Ways to reduce a Capital Gains Tax liability

How will you ensure more of your money will go towards your future?

From using your annual exemption to saving in an Individual Savings Account (ISA), we look at ways to reduce a Capital Gains Tax (CGT) liability potentially. Cuts to the CGT exemption mean that arranging your investments as tax-efficiently as possible is more important than ever.

The CGT annual exemption more than halved from £12,300 to £6,000 on 6 April 2023 and dropped again to £3,000 from 6 April 2024. This means many investors selling assets will face a higher tax bill. Any gains that exceed the CGT annual exemption are taxed at 20% for higher rate taxpayers and 10% for basic rate taxpayers. The rate is higher for gains on second properties, at 28% and 18% respectively.

Maximising your exemptions
The good news is that with careful planning, there are different ways to reduce CGT, ensuring more of your money goes towards your future. However, CGT can be highly complex and without expert financial advice, there’s a risk you could end up paying it unnecessarily. Here are some ways to potentially reduce a CGT liability.

Use your CGT exemption
Everyone has an annual CGT exemption, which enables you to make tax-free gains of up to £3,000 in the 2024/25 tax year. This can’t be carried forward into the next tax year. Despite the reduced allowance, making full use of it each year could reduce the risk of incurring a significant CGT liability in the future.

Make use of losses
You might be able to minimise your CGT liability by using losses to reduce your gain. Gains and losses realised in the same tax year must be offset against each other, which can reduce the amount of gain that is subject to tax. Unused losses from previous years can be brought forward, provided they are reported to HM Revenue & Customs within four years from the end of the tax year in which the asset was disposed of.
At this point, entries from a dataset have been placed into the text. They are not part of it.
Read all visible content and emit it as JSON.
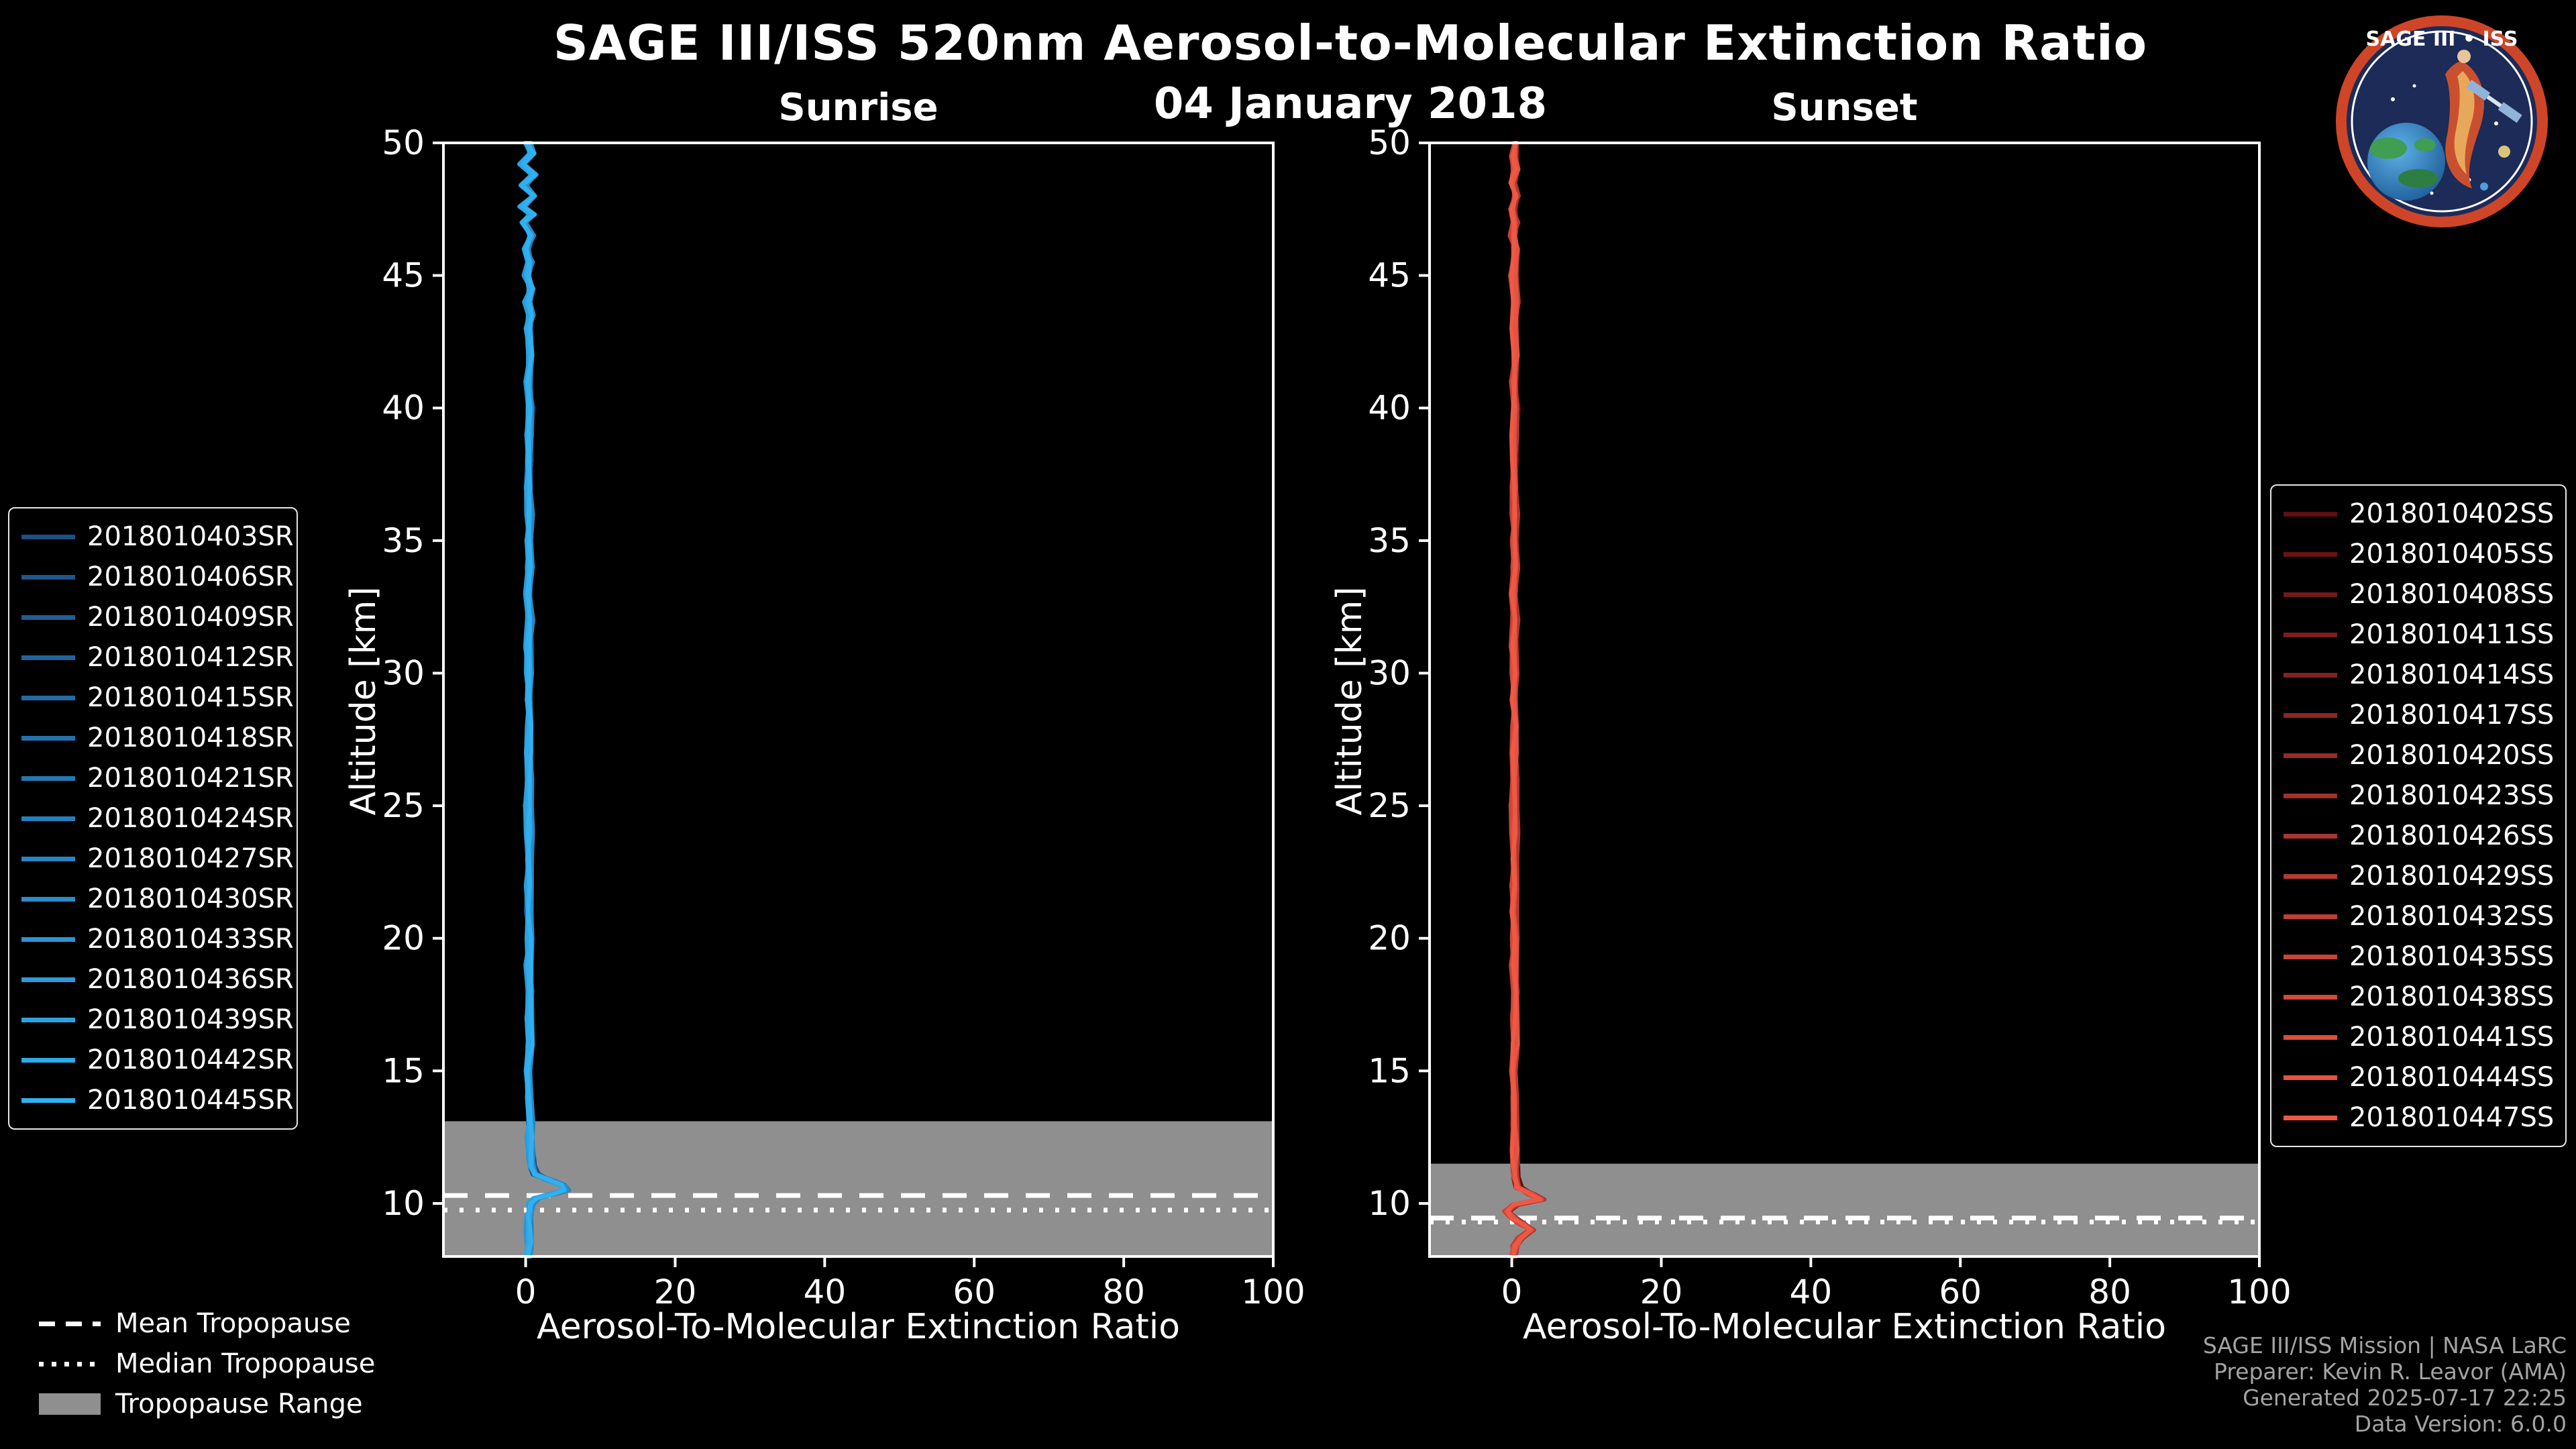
{
  "title": "SAGE III/ISS 520nm Aerosol-to-Molecular Extinction Ratio",
  "date": "04 January 2018",
  "logo": {
    "title": "SAGE III • ISS"
  },
  "colors": {
    "background": "#000000",
    "band": "#8f8f8f",
    "axis": "#ffffff",
    "footer_text": "#a3a3a3",
    "sunrise_start": "#1c4f86",
    "sunrise_end": "#31b0f0",
    "sunset_start": "#5e0f12",
    "sunset_end": "#ef5844"
  },
  "trop_legend": {
    "mean": "Mean Tropopause",
    "median": "Median Tropopause",
    "range": "Tropopause Range"
  },
  "footer": {
    "lines": [
      "SAGE III/ISS Mission | NASA LaRC",
      "Preparer: Kevin R. Leavor (AMA)",
      "Generated 2025-07-17 22:25",
      "Data Version: 6.0.0"
    ]
  },
  "chart_data": [
    {
      "type": "line",
      "title": "Sunrise",
      "xlabel": "Aerosol-To-Molecular Extinction Ratio",
      "ylabel": "Altitude [km]",
      "xlim": [
        -11,
        100
      ],
      "ylim": [
        8,
        50
      ],
      "x_ticks": [
        0,
        20,
        40,
        60,
        80,
        100
      ],
      "y_ticks": [
        10,
        15,
        20,
        25,
        30,
        35,
        40,
        45,
        50
      ],
      "grid": false,
      "legend_position": "outside-left",
      "color_start": "#1c4f86",
      "color_end": "#31b0f0",
      "tropopause": {
        "mean": 10.3,
        "median": 9.75,
        "range_top": 13.1,
        "range_bottom": 8.0
      },
      "series_names": [
        "2018010403SR",
        "2018010406SR",
        "2018010409SR",
        "2018010412SR",
        "2018010415SR",
        "2018010418SR",
        "2018010421SR",
        "2018010424SR",
        "2018010427SR",
        "2018010430SR",
        "2018010433SR",
        "2018010436SR",
        "2018010439SR",
        "2018010442SR",
        "2018010445SR"
      ],
      "profile_points": [
        [
          8,
          0.4
        ],
        [
          8.5,
          0.55
        ],
        [
          9,
          0.35
        ],
        [
          9.5,
          0.5
        ],
        [
          10,
          0.8
        ],
        [
          10.2,
          1.5
        ],
        [
          10.35,
          3.5
        ],
        [
          10.5,
          5.3
        ],
        [
          10.7,
          4.8
        ],
        [
          10.9,
          3.0
        ],
        [
          11.1,
          1.3
        ],
        [
          11.4,
          0.8
        ],
        [
          11.8,
          0.6
        ],
        [
          12.5,
          0.5
        ],
        [
          13,
          0.6
        ],
        [
          14,
          0.5
        ],
        [
          15,
          0.42
        ],
        [
          16,
          0.55
        ],
        [
          17,
          0.4
        ],
        [
          18,
          0.5
        ],
        [
          19,
          0.42
        ],
        [
          20,
          0.52
        ],
        [
          21,
          0.4
        ],
        [
          22,
          0.5
        ],
        [
          23,
          0.42
        ],
        [
          24,
          0.5
        ],
        [
          25,
          0.4
        ],
        [
          26,
          0.52
        ],
        [
          27,
          0.4
        ],
        [
          28,
          0.5
        ],
        [
          29,
          0.42
        ],
        [
          30,
          0.5
        ],
        [
          31,
          0.4
        ],
        [
          32,
          0.52
        ],
        [
          33,
          0.4
        ],
        [
          34,
          0.5
        ],
        [
          35,
          0.42
        ],
        [
          36,
          0.52
        ],
        [
          37,
          0.4
        ],
        [
          38,
          0.5
        ],
        [
          39,
          0.4
        ],
        [
          40,
          0.55
        ],
        [
          41,
          0.35
        ],
        [
          42,
          0.6
        ],
        [
          43,
          0.25
        ],
        [
          43.5,
          0.65
        ],
        [
          44,
          0.2
        ],
        [
          44.5,
          0.7
        ],
        [
          45,
          0.15
        ],
        [
          45.5,
          0.65
        ],
        [
          46,
          0.05
        ],
        [
          46.5,
          0.75
        ],
        [
          47,
          -0.2
        ],
        [
          47.3,
          0.85
        ],
        [
          47.6,
          -0.45
        ],
        [
          48,
          1.0
        ],
        [
          48.4,
          -0.3
        ],
        [
          48.8,
          1.05
        ],
        [
          49.2,
          -0.5
        ],
        [
          49.6,
          0.8
        ],
        [
          50,
          0.3
        ]
      ]
    },
    {
      "type": "line",
      "title": "Sunset",
      "xlabel": "Aerosol-To-Molecular Extinction Ratio",
      "ylabel": "Altitude [km]",
      "xlim": [
        -11,
        100
      ],
      "ylim": [
        8,
        50
      ],
      "x_ticks": [
        0,
        20,
        40,
        60,
        80,
        100
      ],
      "y_ticks": [
        10,
        15,
        20,
        25,
        30,
        35,
        40,
        45,
        50
      ],
      "grid": false,
      "legend_position": "outside-right",
      "color_start": "#5e0f12",
      "color_end": "#ef5844",
      "tropopause": {
        "mean": 9.45,
        "median": 9.3,
        "range_top": 11.5,
        "range_bottom": 8.0
      },
      "series_names": [
        "2018010402SS",
        "2018010405SS",
        "2018010408SS",
        "2018010411SS",
        "2018010414SS",
        "2018010417SS",
        "2018010420SS",
        "2018010423SS",
        "2018010426SS",
        "2018010429SS",
        "2018010432SS",
        "2018010435SS",
        "2018010438SS",
        "2018010441SS",
        "2018010444SS",
        "2018010447SS"
      ],
      "profile_points": [
        [
          8,
          0.3
        ],
        [
          8.4,
          0.5
        ],
        [
          8.7,
          1.1
        ],
        [
          9,
          2.7
        ],
        [
          9.2,
          1.6
        ],
        [
          9.45,
          0.3
        ],
        [
          9.7,
          -0.7
        ],
        [
          9.95,
          0.4
        ],
        [
          10.15,
          3.9
        ],
        [
          10.35,
          2.6
        ],
        [
          10.6,
          0.9
        ],
        [
          11,
          0.45
        ],
        [
          11.5,
          0.35
        ],
        [
          12,
          0.4
        ],
        [
          13,
          0.32
        ],
        [
          14,
          0.42
        ],
        [
          15,
          0.32
        ],
        [
          16,
          0.42
        ],
        [
          17,
          0.32
        ],
        [
          18,
          0.4
        ],
        [
          19,
          0.32
        ],
        [
          20,
          0.4
        ],
        [
          21,
          0.33
        ],
        [
          22,
          0.42
        ],
        [
          23,
          0.32
        ],
        [
          24,
          0.4
        ],
        [
          25,
          0.33
        ],
        [
          26,
          0.42
        ],
        [
          27,
          0.32
        ],
        [
          28,
          0.4
        ],
        [
          29,
          0.32
        ],
        [
          30,
          0.42
        ],
        [
          31,
          0.32
        ],
        [
          32,
          0.4
        ],
        [
          33,
          0.33
        ],
        [
          34,
          0.42
        ],
        [
          35,
          0.32
        ],
        [
          36,
          0.4
        ],
        [
          37,
          0.33
        ],
        [
          38,
          0.42
        ],
        [
          39,
          0.3
        ],
        [
          40,
          0.45
        ],
        [
          41,
          0.28
        ],
        [
          42,
          0.5
        ],
        [
          43,
          0.22
        ],
        [
          44,
          0.5
        ],
        [
          45,
          0.2
        ],
        [
          46,
          0.5
        ],
        [
          46.5,
          0.15
        ],
        [
          47,
          0.55
        ],
        [
          47.5,
          0.1
        ],
        [
          48,
          0.55
        ],
        [
          48.5,
          0.2
        ],
        [
          49,
          0.5
        ],
        [
          49.5,
          0.28
        ],
        [
          50,
          0.4
        ]
      ]
    }
  ]
}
Transfer assets to your spouse or registered civil partner
Transfers between spouses and registered civil partners are exempt from CGT, which means assets can be transferred from one partner to the other to use each person’s annual CGT exemption. This effectively doubles the CGT exemption for married couples and civil partners. The transfer must be a genuine, outright gift.

Invest in an ISA / Bed and ISA
Gains (and losses) made on investments held within an ISA are exempt from CGT, so it makes sense to use your ISA allowance each year, particularly for higher and additional rate taxpayers. In the 2024/25 tax year, you can invest up to £20,000 in an ISA. For married couples and civil partners, the ISA allowance effectively doubles to £40,000.

Considerations and professional advice
There is also an option called ‘Bed and ISA’, which involves selling investments to realise a capital gain and then immediately buying back the same investments inside an ISA. This enables all future gains on the investment to be CGT-free. Bear in mind that you may pay stamp duty and other costs when repurchasing investments in an ISA, and there is a risk that time out of the market, however small, will detrimentally impact your investments. It’s important to obtain professional financial advice before taking such action.

Contribute to a pension
Making a pension contribution from relevant earnings could help you save on CGT because it effectively increases the upper limit of your Income Tax band. If, for example, you made a gross pension contribution of £10,000, the point at which higher rate tax becomes payable would rise from £50,270 to £60,270 (2024/25 tax year). If your capital gain plus other taxable income fell within this extended basic rate income tax band, CGT would be payable at 10% instead of 20%, provided the gain wasn’t from residential property.

Give shares to charity
If you give land, property or qualifying shares to a charity, Income Tax relief and CGT relief are available. This strategy not only benefits the charity but also provides you with significant tax advantages. By giving assets directly to a charity, you can avoid CGT on any increase in value and claim Income Tax relief based on the market value of the assets donated.

Claim Gift Hold-Over Relief
Gift Hold-Over Relief could be available if you give away certain business assets or sell them for less than they are worth to help the buyer. If you’re eligible, you won’t pay CGT when you give away the assets, but the person you give them to might be liable for CGT when they sell them. You must meet several eligibility conditions, so if you’re unsure, speak to a professional adviser. This relief allows you to defer the CGT liability until the recipient disposes of the asset, effectively transferring the tax burden to them. This can be particularly useful when you want to support a family member or business partner.

Chattels that escape CGT
Gains on possessions such as antiques and collectables, called ‘chattels’, may be tax-free. For example, items with a predictable life of 50 years or fewer, known as ‘wasting assets’, are CGT-free, provided they were not eligible for business capital allowances. Wasting assets include antique clocks, vintage cars, pleasure boats and caravans. For non-wasting chattels, like paintings and jewellery, the CGT position depends on the sale proceeds, with those £6,000 or under usually being exempt. This exemption can provide a valuable opportunity to capitalise on the appreciation of these items without incurring a tax liability.